No-one's said it yet so i will (but not my idea..) This is going to be super useful for a future Oculus AR headset.

Basically, imagine the current oculus go headset, but with cameras on the front, and instead of showing you the actual world, it shows you a game, based on the existing current world, but morphed to look like Starship Troopers or something.

Qworg · on June 19, 2018

Rainbow's End is delves deeply into this idea - everyone can choose their reality and share it with others.

simonvc · on June 19, 2018

The Diamond Age - Neil Stephenson, touched on this.

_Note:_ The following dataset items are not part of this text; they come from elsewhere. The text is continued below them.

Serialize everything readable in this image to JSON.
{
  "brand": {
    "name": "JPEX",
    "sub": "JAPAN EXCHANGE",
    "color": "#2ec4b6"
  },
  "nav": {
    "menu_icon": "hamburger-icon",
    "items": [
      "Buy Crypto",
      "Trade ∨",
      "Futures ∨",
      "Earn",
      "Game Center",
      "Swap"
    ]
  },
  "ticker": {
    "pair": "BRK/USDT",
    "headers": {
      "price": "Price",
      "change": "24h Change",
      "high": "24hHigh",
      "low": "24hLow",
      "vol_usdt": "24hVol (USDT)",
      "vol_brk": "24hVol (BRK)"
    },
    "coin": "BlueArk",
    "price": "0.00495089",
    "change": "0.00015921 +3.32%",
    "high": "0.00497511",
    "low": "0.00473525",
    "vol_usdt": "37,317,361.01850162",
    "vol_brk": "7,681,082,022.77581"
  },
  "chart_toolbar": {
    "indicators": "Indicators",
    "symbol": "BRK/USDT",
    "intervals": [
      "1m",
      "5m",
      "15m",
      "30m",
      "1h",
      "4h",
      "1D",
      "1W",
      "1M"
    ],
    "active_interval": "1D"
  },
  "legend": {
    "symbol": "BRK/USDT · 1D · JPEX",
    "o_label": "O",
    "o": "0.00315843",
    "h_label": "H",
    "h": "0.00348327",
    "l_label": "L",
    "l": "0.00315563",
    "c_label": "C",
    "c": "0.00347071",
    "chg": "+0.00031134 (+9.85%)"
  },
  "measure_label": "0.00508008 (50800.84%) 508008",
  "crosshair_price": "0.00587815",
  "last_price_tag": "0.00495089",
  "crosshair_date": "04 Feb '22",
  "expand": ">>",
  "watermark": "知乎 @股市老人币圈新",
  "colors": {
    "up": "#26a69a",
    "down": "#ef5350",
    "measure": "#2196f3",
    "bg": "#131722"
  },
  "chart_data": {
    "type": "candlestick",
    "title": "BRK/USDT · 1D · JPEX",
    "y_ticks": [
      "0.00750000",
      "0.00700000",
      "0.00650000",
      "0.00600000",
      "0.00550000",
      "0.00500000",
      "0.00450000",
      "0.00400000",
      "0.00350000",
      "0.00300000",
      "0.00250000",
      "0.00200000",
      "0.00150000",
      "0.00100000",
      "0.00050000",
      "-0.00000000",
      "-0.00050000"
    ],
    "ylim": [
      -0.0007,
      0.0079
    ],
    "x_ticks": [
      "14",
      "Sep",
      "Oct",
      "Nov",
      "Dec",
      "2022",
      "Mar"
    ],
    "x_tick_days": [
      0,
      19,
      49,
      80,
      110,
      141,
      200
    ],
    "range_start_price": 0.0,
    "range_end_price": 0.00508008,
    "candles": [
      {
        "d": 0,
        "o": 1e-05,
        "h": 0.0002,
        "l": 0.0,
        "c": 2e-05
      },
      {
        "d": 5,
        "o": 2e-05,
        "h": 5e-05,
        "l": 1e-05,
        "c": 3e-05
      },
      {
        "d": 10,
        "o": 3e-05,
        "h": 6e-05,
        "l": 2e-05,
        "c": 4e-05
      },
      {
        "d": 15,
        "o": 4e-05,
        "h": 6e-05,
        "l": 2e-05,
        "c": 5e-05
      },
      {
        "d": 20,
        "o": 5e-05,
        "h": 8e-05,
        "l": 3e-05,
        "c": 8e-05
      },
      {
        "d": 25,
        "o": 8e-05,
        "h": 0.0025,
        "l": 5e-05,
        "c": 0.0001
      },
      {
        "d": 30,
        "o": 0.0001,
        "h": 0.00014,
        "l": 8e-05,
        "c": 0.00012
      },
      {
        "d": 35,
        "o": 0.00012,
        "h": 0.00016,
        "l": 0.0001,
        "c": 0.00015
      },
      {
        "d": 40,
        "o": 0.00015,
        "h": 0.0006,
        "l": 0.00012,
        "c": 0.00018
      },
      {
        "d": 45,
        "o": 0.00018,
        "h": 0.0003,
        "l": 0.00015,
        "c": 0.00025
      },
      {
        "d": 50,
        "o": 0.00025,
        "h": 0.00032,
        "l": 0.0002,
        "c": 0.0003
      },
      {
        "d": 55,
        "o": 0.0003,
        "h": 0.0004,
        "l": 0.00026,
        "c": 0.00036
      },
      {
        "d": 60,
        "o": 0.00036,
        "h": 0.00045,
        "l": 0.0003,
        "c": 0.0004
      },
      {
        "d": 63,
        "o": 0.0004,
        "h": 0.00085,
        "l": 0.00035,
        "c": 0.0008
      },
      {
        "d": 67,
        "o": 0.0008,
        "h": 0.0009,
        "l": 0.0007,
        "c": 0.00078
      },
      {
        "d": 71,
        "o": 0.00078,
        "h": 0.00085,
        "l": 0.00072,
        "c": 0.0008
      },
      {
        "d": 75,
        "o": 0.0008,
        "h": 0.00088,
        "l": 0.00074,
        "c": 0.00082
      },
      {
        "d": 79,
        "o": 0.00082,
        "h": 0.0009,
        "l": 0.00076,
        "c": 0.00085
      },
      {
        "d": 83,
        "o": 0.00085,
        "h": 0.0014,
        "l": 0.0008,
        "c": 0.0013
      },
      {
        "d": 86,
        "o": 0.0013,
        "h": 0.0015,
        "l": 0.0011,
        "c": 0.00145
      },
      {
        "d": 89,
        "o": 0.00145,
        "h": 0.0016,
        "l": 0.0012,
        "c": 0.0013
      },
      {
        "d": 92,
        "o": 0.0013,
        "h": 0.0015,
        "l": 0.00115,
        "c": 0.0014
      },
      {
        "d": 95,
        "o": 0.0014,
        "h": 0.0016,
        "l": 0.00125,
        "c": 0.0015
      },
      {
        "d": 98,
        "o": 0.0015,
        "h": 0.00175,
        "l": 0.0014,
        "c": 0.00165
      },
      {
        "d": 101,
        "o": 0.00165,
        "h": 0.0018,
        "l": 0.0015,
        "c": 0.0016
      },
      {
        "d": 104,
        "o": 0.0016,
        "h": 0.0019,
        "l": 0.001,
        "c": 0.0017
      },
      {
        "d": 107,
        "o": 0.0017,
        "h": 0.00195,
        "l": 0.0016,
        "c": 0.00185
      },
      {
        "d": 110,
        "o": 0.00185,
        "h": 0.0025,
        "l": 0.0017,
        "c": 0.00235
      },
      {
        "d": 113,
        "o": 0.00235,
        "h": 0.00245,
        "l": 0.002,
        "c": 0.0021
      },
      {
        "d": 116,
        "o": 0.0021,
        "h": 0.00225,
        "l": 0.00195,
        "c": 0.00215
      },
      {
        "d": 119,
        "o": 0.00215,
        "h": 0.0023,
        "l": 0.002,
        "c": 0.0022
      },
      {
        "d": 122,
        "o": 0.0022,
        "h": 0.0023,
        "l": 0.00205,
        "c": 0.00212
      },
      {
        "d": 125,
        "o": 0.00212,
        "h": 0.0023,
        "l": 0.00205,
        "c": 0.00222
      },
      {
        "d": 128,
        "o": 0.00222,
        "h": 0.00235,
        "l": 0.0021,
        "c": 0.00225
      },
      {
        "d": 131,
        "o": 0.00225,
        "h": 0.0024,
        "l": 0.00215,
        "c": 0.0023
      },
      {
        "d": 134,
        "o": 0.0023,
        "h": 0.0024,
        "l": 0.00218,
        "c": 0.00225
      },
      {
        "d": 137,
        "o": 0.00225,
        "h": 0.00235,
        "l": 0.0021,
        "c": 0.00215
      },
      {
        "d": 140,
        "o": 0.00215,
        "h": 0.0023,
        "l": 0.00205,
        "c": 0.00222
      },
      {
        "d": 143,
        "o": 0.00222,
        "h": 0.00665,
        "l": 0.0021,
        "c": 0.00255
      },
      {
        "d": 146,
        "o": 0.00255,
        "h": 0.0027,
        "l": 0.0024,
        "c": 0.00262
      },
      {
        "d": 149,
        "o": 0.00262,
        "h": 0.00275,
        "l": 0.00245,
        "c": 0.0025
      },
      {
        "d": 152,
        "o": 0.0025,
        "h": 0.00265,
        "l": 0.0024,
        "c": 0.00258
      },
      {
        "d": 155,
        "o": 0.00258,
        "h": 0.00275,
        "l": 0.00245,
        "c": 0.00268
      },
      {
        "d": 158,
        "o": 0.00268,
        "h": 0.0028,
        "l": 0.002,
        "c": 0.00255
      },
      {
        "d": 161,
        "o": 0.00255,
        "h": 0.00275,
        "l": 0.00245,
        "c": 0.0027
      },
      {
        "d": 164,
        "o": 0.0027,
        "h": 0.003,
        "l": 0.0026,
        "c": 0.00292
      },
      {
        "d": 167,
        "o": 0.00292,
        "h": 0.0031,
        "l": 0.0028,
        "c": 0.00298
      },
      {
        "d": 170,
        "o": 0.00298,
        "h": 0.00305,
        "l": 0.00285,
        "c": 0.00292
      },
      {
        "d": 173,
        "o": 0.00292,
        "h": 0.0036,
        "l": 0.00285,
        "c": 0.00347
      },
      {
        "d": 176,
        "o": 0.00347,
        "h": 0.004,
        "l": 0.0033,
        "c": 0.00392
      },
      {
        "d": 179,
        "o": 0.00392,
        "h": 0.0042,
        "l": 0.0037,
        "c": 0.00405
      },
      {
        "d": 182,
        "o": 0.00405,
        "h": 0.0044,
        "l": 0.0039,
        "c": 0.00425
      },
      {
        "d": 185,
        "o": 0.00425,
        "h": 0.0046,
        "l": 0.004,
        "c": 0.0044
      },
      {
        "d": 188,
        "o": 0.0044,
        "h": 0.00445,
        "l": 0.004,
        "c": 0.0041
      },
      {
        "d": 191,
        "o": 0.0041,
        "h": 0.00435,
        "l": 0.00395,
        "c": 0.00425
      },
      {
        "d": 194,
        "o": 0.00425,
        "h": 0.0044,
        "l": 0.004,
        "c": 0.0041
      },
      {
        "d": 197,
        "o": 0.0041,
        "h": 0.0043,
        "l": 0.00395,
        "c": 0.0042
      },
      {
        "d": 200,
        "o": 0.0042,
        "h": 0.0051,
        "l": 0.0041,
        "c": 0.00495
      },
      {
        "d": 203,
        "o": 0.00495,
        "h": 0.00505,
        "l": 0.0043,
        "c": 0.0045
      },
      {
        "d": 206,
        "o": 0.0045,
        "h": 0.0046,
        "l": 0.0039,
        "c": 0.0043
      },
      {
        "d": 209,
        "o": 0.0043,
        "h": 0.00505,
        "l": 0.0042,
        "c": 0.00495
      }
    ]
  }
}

neohaven · on June 19, 2018

I think you mean Syndicate. ;)

_xlr2 · on June 19, 2018

You could achieve similar results for cheaper by taking LSD. There's the added benefit that your brain actually believes it's all real instead of merely perceiving it.

joemi · on June 19, 2018

Since you mentioned LSD, I wonder if technology like this could one day replace hallucinogenic drugs? At least partially - I'm sure some people will always prefer the chemical experience. I've always been pretty interested in the effects of hallucinogens, but could never bring myself to try any of them due the potential risks.

I wonder how much "your brain actually believes it's all real instead of merely perceiving it" matters... I know there have been a few times where I've gotten so sucked into a movie in a darkened theater that when it ends its incredibly jarring to be brought back to the real world, and the times that's happened to me haven't even been 3D movies, let alone interactive like AR.

daenz · on June 20, 2018

Speaking from personal experience with psychedelics, it's not really the visual hallucinations that are impactful, but the way your brain thinks about things in a completely different way. So I don't think you can replace that chemical experience with a visual experience.

_xlr2 · on June 19, 2018

What would be interesting is the effect of both together; a sort of Brave New World 2.0. Great fodder for the likes of Black Mirror, at least.

lioeters · on June 19, 2018

Seeing how we live in an age of decadence and self-indulgence - perhaps just driven by instinct to pursue pleasure/curiosity - I'm sure that this is a possible future development: chemically-enhanced augmented reality experiences. "Augmented" in more than one sense of the word.

davidw · on June 19, 2018

There are a variety of technical things where I think "wow, that's pretty clever and/or innovative - hats off!", and then there are things like this where I'm like "OMG wizardry!". But that's one of the things I love about the field of "computer stuff": there's so much interesting stuff I don't know.

ambicapter · on June 19, 2018

Is there any reason this would be restricted to human pose estimation, as opposed to, say, rangefinding of moving objects of a specific roughly-known size?

lwansbrough · on June 19, 2018

I can't tell - is this able to extrapolate pose information into three dimensions, or can it only project onto two dimensional scenes?

gugagore · on June 19, 2018

It's something in between the two possibilities you describe.

Each human pixel in the image is labeled with an index and two coordinates: x, y (u and v are the traditional names, but think of 2D x, y coordinates)

The index specifies which patch that pixel is on, and the x, y coordinates specify where in the patch the pixel is on. This is for a pre-specified set of patches that cover a human mesh. See https://github.com/facebookresearch/DensePose/blob/master/no... for more detail.

So, no, it does not extrapolate the full mesh, but also for all human pixels, you are getting 3D information.

tastythrowaway · on June 19, 2018

So is this basically 3-D rotoscoping?

calahad · on June 19, 2018

This just popped up in my github feed, looks interesting.

tempodox · on June 20, 2018

Leave it to FB to come up with the most creepy and invasive tracking and surveillance.